One day I found out that cooking is kind of fun. sure I sucked ass at it and my neighbors complained, but.. shit wasn't as terrible and pointless. Felt kinda good about my first burned steak. was like eating a leather handbag covered in Siracha. Best diarrhea shit ever. Then I started running. Of course I couldn't. I was too overweight. I looked like Hagrid from harry potter. swiggty swooty 6'5 300 pound man running down the street wit dat booty.
ran along the freeway at night. with 20 liters of water in my backpack. Don't do this. If your starting out with exercise, don't overdue it like I did.
shit still sucked. addiction still there. relapses and stuff happens. still cant sleep for shit. work still fucking shit up. then total relapse.
But then it occurs to me. all these failures? They are not really failures if I learn from them. And then I sortof imagined I was a raptor in a fence. a smart raptor, trying to find the weakness in the electrical fence. Tried a few different ways already. Decided to keep going. more relapses, more broken promise. And then! boom! breakthrough. Holy shit, what was this! A random encounter, a strange fascination, surprisingly good at something, a person from my past reemerged, got admitted to something scary and unpredictable, got new roommates.
You know, things do happen if you are opened to the universe, but that's not what is going on when we are depressed. We don't want to be open to anything. Particularly not with things like suicidal thoughts, PTSD, anexiety, addictions and similar. fuck that.
Many people do get out of depression. Don't get caught in thinking that being accustomed to misery is something you are forced to. You're not. It is something that happened to you, but you don't have to be like me, and let it define who you are. I am embarrassed to say it, but I wanted to let go of responsibility. I wanted to just throw the towel in the ring. The last thing I really wanted to do was to change. Because as terrible as the depression was, the idea of doing these tings, seemed worse. And that's still weird to me, how that disconnect could exist. But it did.
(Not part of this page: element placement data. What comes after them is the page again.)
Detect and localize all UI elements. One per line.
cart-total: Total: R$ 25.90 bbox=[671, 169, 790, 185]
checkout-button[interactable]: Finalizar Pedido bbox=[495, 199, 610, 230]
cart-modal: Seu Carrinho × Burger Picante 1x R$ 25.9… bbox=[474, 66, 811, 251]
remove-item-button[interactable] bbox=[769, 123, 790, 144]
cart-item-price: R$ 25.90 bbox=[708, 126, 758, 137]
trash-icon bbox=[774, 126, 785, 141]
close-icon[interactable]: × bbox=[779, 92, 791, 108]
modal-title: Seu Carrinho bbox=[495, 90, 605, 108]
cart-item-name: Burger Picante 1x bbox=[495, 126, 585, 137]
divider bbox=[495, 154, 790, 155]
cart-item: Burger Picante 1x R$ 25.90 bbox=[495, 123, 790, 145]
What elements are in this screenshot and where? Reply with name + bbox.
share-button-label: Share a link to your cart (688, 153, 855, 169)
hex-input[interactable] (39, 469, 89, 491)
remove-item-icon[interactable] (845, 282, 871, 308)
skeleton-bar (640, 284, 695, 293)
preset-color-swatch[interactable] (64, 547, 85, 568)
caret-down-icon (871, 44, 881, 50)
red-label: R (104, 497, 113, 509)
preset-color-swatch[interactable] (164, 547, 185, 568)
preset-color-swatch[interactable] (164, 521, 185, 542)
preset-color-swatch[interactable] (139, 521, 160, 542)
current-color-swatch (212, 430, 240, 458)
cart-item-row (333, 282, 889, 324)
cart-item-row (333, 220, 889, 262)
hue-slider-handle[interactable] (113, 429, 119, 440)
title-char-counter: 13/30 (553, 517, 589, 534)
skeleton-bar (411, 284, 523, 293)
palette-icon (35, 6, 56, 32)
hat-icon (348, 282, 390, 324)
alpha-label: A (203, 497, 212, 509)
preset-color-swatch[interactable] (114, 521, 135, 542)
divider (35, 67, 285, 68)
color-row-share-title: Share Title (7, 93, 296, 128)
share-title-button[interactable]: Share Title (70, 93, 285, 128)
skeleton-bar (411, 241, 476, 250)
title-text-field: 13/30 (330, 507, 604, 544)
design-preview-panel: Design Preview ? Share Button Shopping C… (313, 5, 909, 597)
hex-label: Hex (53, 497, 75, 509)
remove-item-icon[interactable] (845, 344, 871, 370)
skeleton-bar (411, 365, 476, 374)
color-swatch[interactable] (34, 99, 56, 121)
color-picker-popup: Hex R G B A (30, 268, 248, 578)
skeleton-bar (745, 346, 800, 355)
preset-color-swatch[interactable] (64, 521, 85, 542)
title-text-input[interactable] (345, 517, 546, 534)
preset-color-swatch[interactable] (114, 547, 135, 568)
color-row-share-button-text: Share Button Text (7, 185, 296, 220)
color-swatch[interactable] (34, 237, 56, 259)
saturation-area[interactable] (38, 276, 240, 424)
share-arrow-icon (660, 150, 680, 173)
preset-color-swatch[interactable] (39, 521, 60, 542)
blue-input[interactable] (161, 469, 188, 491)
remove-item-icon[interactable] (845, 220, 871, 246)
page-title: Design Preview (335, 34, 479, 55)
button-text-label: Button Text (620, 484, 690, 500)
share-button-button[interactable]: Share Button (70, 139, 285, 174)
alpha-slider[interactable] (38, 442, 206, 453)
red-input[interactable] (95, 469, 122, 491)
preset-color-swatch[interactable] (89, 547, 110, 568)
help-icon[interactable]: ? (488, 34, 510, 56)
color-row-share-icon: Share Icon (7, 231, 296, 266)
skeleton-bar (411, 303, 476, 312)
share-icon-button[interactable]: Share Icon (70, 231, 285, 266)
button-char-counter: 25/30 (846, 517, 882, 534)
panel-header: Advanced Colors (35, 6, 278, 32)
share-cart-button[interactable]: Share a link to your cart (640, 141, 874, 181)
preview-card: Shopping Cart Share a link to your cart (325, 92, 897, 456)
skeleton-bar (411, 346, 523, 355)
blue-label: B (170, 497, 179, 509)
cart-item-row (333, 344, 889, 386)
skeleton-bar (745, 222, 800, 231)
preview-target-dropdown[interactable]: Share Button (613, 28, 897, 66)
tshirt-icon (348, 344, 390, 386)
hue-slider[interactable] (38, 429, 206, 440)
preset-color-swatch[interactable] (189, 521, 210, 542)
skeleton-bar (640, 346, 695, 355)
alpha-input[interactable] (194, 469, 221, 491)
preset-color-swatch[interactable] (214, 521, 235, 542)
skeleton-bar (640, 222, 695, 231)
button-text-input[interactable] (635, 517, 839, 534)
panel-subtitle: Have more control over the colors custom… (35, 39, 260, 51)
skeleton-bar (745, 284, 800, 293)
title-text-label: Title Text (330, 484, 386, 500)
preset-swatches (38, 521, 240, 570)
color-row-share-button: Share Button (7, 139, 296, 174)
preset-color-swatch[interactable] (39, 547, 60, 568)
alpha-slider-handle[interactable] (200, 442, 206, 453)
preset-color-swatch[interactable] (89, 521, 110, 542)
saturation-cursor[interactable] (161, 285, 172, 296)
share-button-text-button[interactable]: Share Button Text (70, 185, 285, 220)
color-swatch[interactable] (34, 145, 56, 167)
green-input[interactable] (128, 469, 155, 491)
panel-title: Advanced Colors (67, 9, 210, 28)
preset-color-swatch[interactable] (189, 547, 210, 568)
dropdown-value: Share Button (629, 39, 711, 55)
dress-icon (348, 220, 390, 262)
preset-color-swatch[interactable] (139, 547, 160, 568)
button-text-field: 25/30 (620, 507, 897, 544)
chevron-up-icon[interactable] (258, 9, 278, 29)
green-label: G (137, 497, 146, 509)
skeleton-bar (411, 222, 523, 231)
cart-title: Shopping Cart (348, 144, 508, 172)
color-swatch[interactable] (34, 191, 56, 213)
Eventually I figured out that the climbing out of hell thing? There was no such thing. There wasn't any gargoyles. It was all just how I saw it. People around me so unicorns and rainbows, and I see hellfire and demons, but we all lived in the same office, the same school, the same city. We just saw things differently. I don't have the answer to your situations, but if I could tell myself something back then it would just be this; Suffering, loss, pain is part of the experience. They will hit you until the day you die. Now, what are you going to do about the other side of life? The Fortunate moments. The privilege, the chance, the training, the education, the love and everything else?